Accueil » Blog » La prothèse mammaire

La prothèse mammaire

L’intervention chirurgicale est un moyen privilégié des femmes car c’est une méthode qui permet d’avoir des résultats concrets instantanément et sans fournir beaucoup d’effort.

Les femmes ont recours à la prothèse mammaire pour augmenter le volume des seins ou corriger les malformations et les importantes asymétries entre ceux-ci. Bien que le résultat soit effectivement immédiat, il est important de mesurer ses effets secondaires.

La composition d’une prothèse mammaire

·      Les implants mammaires se différencient selon leur composition. On notera l’enveloppe en silicone remplie de solution physiologique de gel, de volume polypropylène. Elle favorise des volumes extrêmes parfois privilégiés dans l’industrie de la pornographie.

·      Le sérum physiologique est une composition de chlorure de sodium à 0,9% de stérile de qualité injectable. C’est un produit de remplissage qualifié des plus anodins en cas de rupture de l’enveloppe.

·      L’Hydrogels est à base d’éléments hydriques par la méthode d’adjonction de  méthyl-cellulose

·      L’huile de Soja : elle a un avantage par son caractère transparent. Elle n’a pas la structure d’un gel.

La mise en place de cet implant

Avant chaque intervention pour une augmentation mammaire, il est important d’évaluer l’état de la peau, le volume des seins et sa capacité. Un implant placé devant le muscle donne une forme plus naturelle sur la partie basse des seins.

Mais si la femme veut adoucir ses formes et son décolleté, les prothèses seront fixées derrière les muscles. Chez les femmes minces, l’implant devant les muscles favorise un résultat esthétique plus probant à court terme.
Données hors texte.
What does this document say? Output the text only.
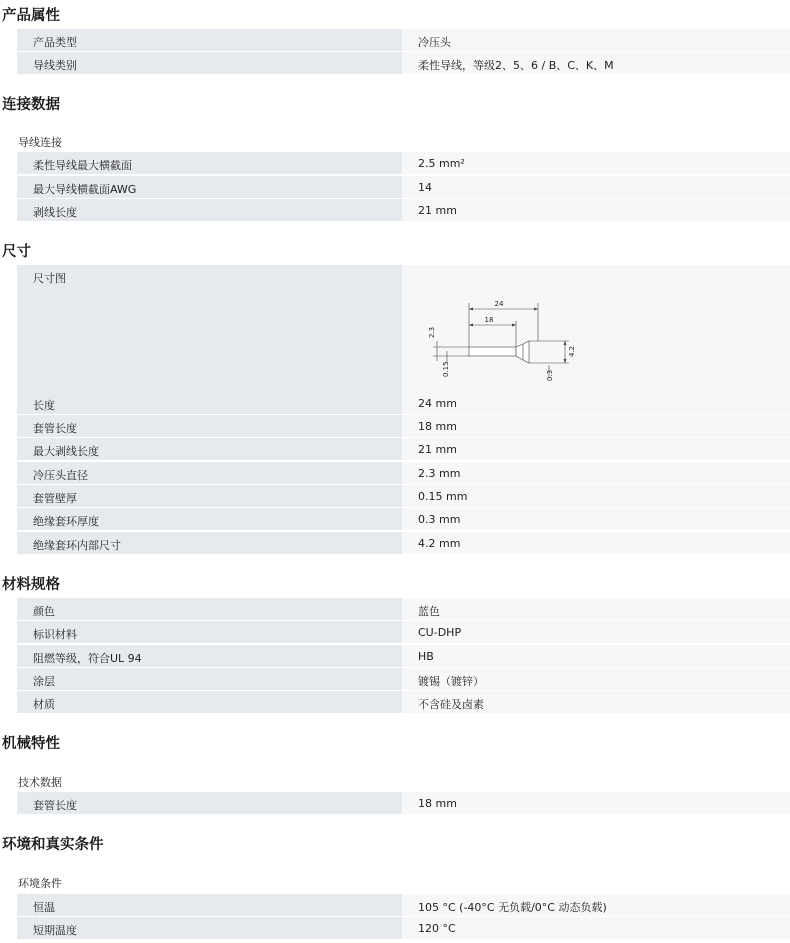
产品属性
产品类型	冷压头
导线类别	柔性导线，等级2、5、6 / B、C、K、M
连接数据
导线连接
柔性导线最大横截面	2.5 mm²
最大导线横截面AWG	14
剥线长度	21 mm
尺寸
尺寸图
24
18
2.3
0.15
4.2
0.3
长度	24 mm
套管长度	18 mm
最大剥线长度	21 mm
冷压头直径	2.3 mm
套管壁厚	0.15 mm
绝缘套环厚度	0.3 mm
绝缘套环内部尺寸	4.2 mm
材料规格
颜色	蓝色
标识材料	CU-DHP
阻燃等级，符合UL 94	HB
涂层	镀锡（镀锌）
材质	不含硅及卤素
机械特性
技术数据
套管长度	18 mm
环境和真实条件
环境条件
恒温	105 °C (-40°C 无负载/0°C 动态负载)
短期温度	120 °C
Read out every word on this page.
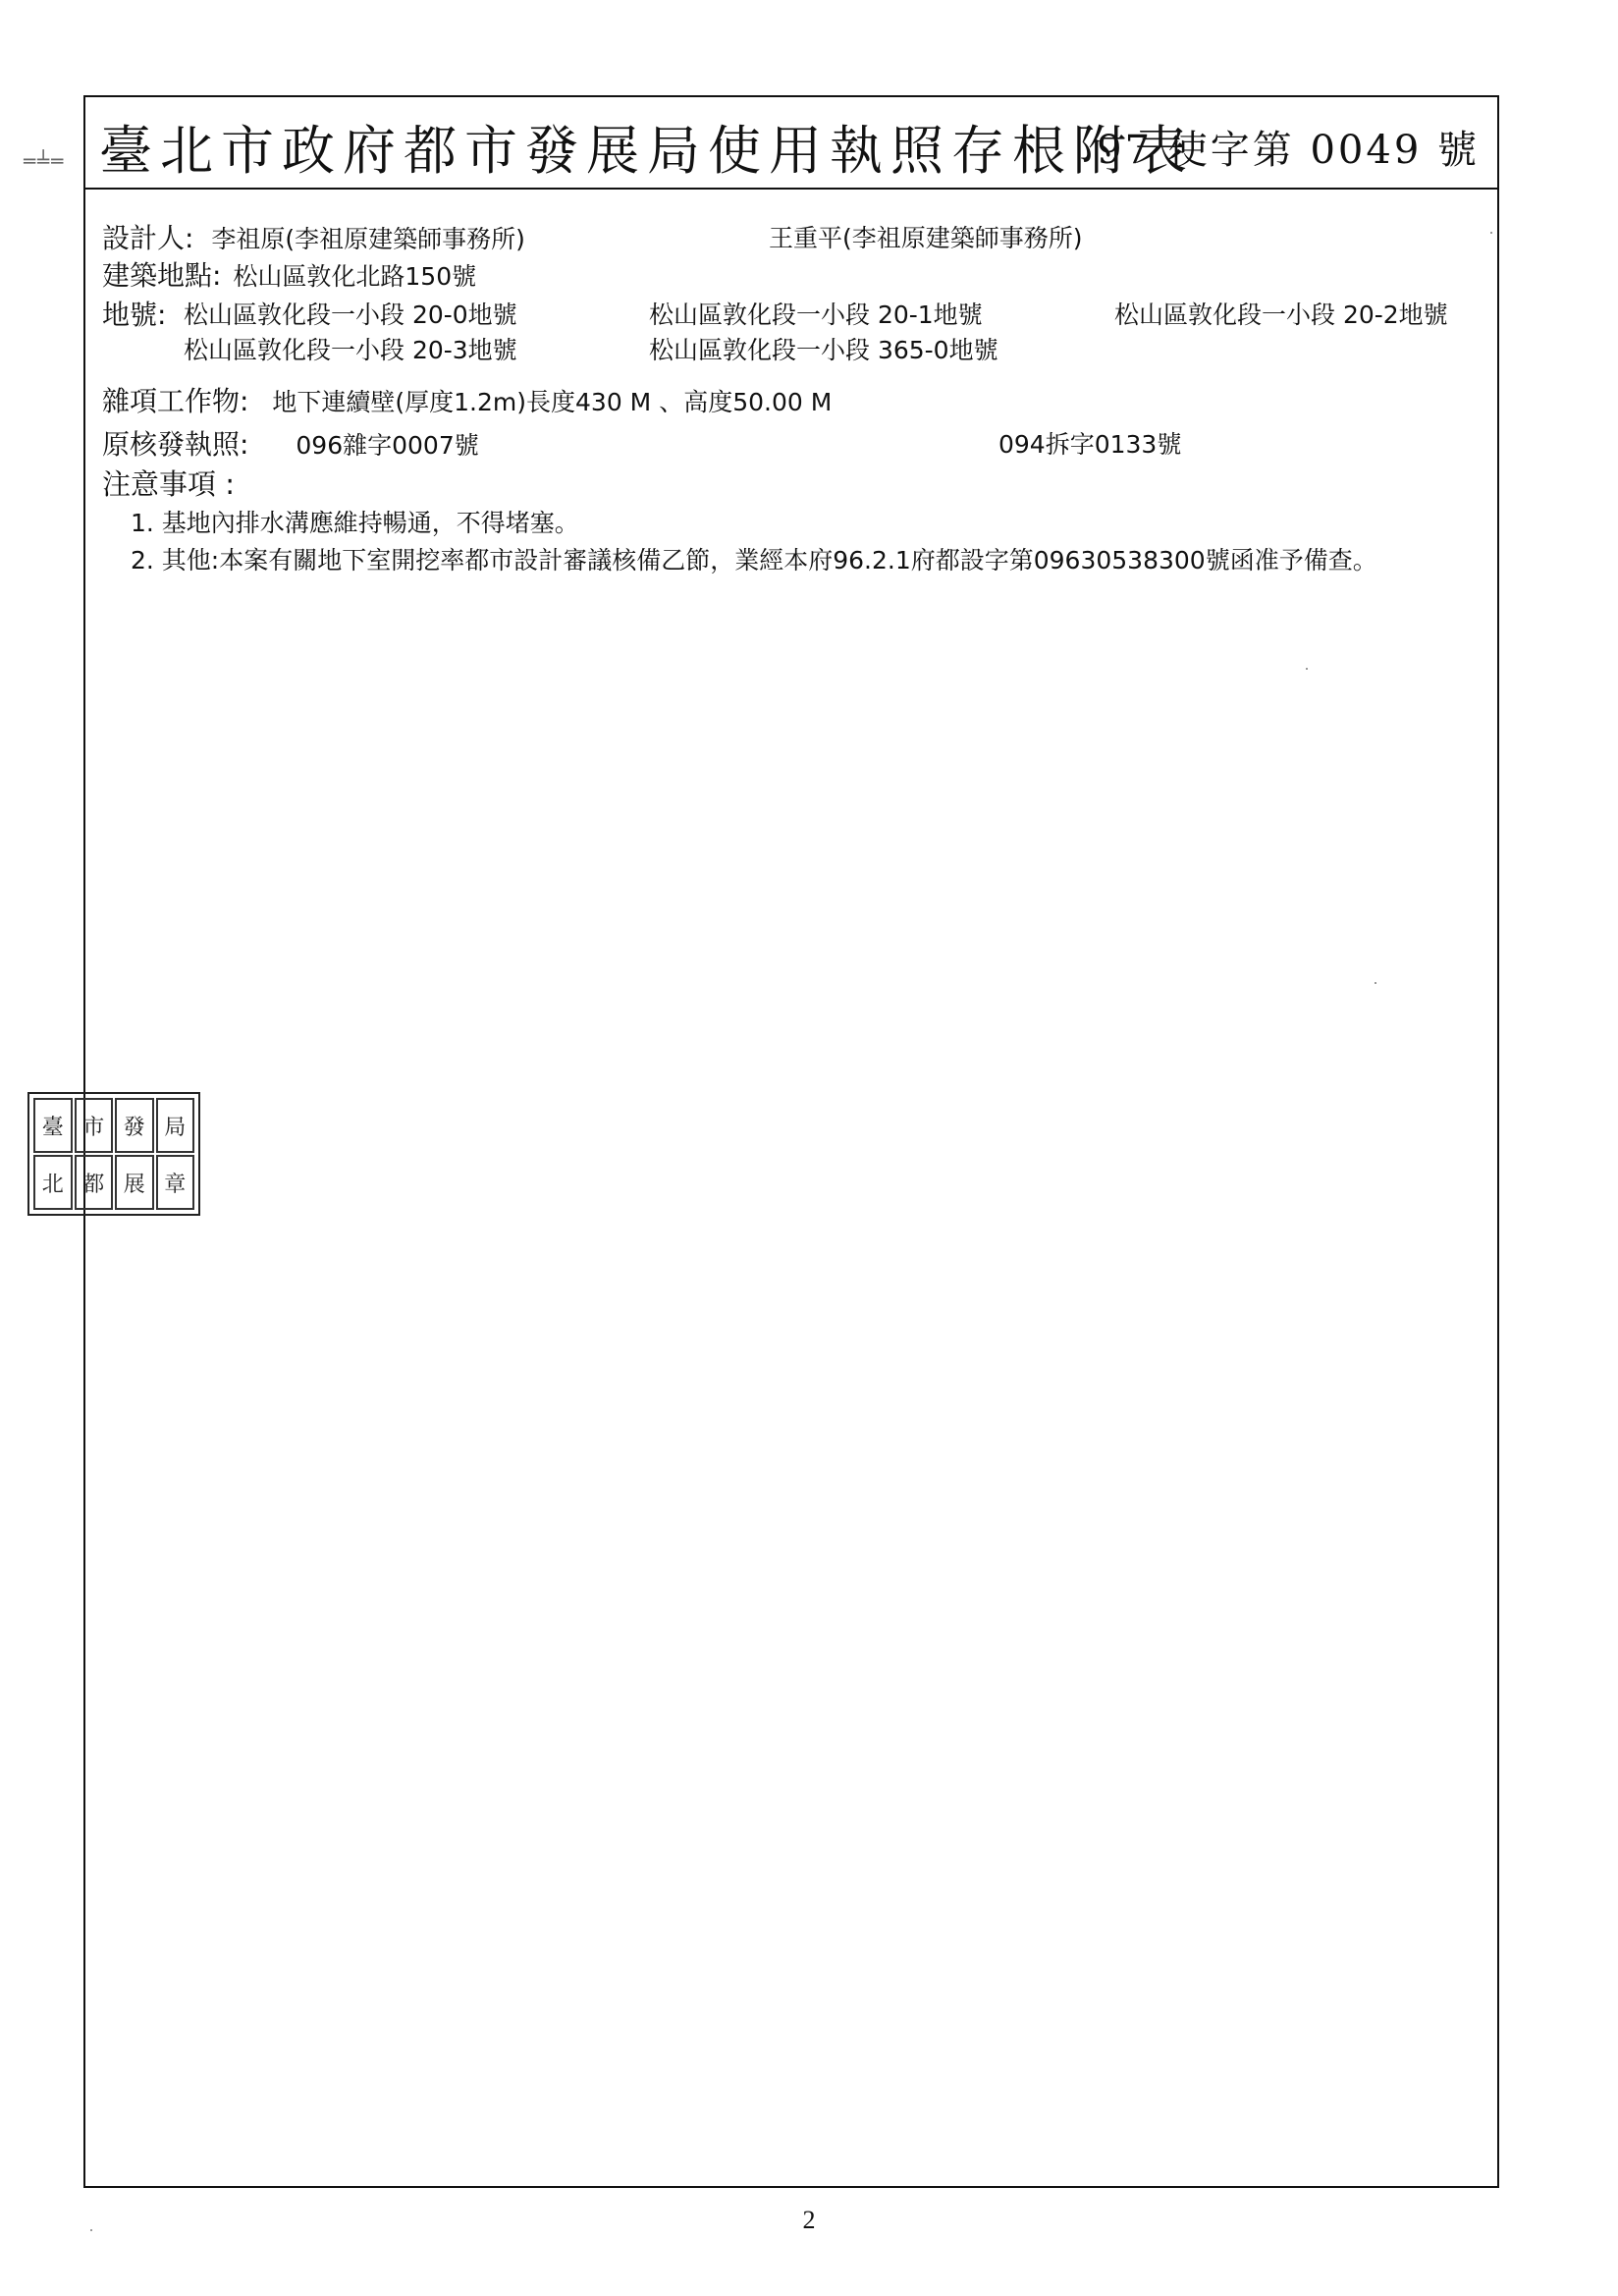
═╧═ 臺北市政府都市發展局使用執照存根附表
97 使字第 0049 號
設計人: 李祖原(李祖原建築師事務所)	王重平(李祖原建築師事務所)
建築地點: 松山區敦化北路150號
地號: 松山區敦化段一小段 20-0地號	松山區敦化段一小段 20-1地號	松山區敦化段一小段 20-2地號
松山區敦化段一小段 20-3地號	松山區敦化段一小段 365-0地號
雜項工作物: 地下連續壁(厚度1.2m)長度430 M 、高度50.00 M
原核發執照: 096雜字0007號	094拆字0133號
注意事項 :
1. 基地內排水溝應維持暢通，不得堵塞。
2. 其他:本案有關地下室開挖率都市設計審議核備乙節，業經本府96.2.1府都設字第09630538300號函准予備查。
臺 市 發 局
北 都 展 章
2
Pour avoir un bref aperçu de la technique la mieux adaptée à l’anatomie de la femme, voici quelques petites techniques d’orientation.

En pinçant la peau au-dessus des seins, il faut mesurer son élasticité. Si la largeur est de moins de deux centimètres, il est plus indiqué de placer l’implant derrière le muscle.

Cela favorisera une bonne couverture tissulaire des implants. Il y a moins de risques de voir apparaître les signes de ces derniers à travers la  peau.

Pour une couverture tissulaire de plus de deux centimètres de largeur les deux techniques peuvent être indiquées. Il est alors important d’avoir l’avis de son médecin et ne pas privilégier une décision hâtive.

Evolution des prothèses mammaires

La majorité des prothèses pour une augmentation mammaire sont faits en silicone actuellement, ce qui optimise les résultats. Avec le développement de la technologie actuelle, il est possible d’avoir des seins ronds, fermes en se rapprochant d’avantage de l’aspect naturel.

Les femmes de notre génération peuvent porter des silicones à n’importe quel âge avec la prétention d’avoir une vraie poitrine. Le principal inconvénient peut porter sur les cicatrices qui sont positionnées sur les seins.

Elles sont circulaires et se situent autour de la moitié inférieure de l’auréole ou à travers celle-ci. Ce peut être aussi une cicatrice sous l’aisselle ou encore sur la partie horizontale dans le sillon sous-mammaire.

La baisse de sensibilité est également un risque important que la femme doit mesurer avant son intervention. Quelque temps après l’opération ces sensations reprennent et elles ne seront plus jamais effectives et complètes.